Następny tego typu zabieg planowany jest na 7 maja. – Mam nadzieję, że uda się tym sposobem przedłużyć żywotność nadgarstka i sprawność ręki. Metoda ta przyjęła się w Stanach Zjednoczonych około 3 lata temu. Te odległe wyniki nie są jeszcze znane, ale w tej chwili rokowania są dobre, zachęcające – opowiada lekarz. – Operacja trwa około godziny. Mam bardzo dobry zespół, bardzo sprawnie operujemy i mamy duże doświadczenie w tego typu zabiegach, dlatego nie trwa on długo. W naszym szpitalu w chirurgii ręki robimy w zasadzie wszystko, co jest do zrobienia w świecie.
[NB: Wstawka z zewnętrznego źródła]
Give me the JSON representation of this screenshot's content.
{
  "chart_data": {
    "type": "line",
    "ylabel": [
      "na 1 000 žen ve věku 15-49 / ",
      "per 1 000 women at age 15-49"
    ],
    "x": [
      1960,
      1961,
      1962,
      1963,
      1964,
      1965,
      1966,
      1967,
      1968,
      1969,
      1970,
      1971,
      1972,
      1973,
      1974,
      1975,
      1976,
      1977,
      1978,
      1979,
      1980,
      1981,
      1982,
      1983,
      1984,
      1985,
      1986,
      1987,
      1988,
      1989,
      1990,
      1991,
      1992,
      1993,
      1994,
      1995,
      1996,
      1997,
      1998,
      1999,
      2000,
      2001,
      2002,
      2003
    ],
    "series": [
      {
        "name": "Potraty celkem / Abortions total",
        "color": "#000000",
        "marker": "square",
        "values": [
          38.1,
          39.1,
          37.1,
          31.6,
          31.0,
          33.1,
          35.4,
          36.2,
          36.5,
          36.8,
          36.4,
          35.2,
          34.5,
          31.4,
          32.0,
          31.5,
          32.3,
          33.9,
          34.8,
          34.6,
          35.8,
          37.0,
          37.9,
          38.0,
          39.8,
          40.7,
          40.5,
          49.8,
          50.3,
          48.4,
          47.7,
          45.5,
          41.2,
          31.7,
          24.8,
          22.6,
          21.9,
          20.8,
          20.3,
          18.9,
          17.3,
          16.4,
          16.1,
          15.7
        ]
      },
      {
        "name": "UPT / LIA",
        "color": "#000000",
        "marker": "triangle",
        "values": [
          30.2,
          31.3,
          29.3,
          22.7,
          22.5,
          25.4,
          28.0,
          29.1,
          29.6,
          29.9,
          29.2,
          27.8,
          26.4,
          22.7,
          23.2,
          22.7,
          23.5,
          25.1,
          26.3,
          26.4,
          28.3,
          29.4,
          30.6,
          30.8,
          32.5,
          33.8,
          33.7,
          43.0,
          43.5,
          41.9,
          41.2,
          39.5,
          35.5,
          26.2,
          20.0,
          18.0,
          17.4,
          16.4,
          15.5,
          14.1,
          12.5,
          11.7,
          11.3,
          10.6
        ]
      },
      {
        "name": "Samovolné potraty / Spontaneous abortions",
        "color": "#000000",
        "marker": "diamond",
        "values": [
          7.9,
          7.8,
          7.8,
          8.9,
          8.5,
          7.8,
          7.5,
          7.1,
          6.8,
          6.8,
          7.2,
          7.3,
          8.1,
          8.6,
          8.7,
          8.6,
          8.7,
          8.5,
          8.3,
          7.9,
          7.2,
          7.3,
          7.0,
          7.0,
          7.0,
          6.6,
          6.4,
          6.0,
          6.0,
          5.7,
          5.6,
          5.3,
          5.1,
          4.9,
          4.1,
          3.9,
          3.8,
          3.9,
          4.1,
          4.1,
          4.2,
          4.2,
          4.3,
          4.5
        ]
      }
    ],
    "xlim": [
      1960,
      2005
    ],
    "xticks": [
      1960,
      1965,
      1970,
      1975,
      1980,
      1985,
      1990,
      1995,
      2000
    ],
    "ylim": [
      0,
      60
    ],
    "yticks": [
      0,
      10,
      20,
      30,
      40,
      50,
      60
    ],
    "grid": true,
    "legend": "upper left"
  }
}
– Efekty są bardzo dobre, pacjenci są zadowoleni. Wszystkie trzy wykonane operacje poprawiły jakość życia tych pacjentów – mówi Mirosław Gorbaczewski.

NFZ pokrywa koszty tylko samego zabiegu – protezy już nie. Jej koszt to niemal 9 tysięcy złotych i finansuje ją szpital. – Najważniejsze jest zdrowie pacjenta i efekty warte są tego, abyśmy te operacje kontynuowali – zaznacza dyrektor Gorbaczewski. – Wierzymy, że nadal będzie się to rozwijało i że w końcu NFZ zakwalifikuje koszt tych protez do refundacji. Obecnie oddzielnie refundowane są tylko endoprotezy stawu biodrowego i kolanowego – dodaje.

Pododdział chirurgii ręki w elbląskim Szpitalu Miejskim raz w tygodniu pełni także ogólnopolskie dyżury.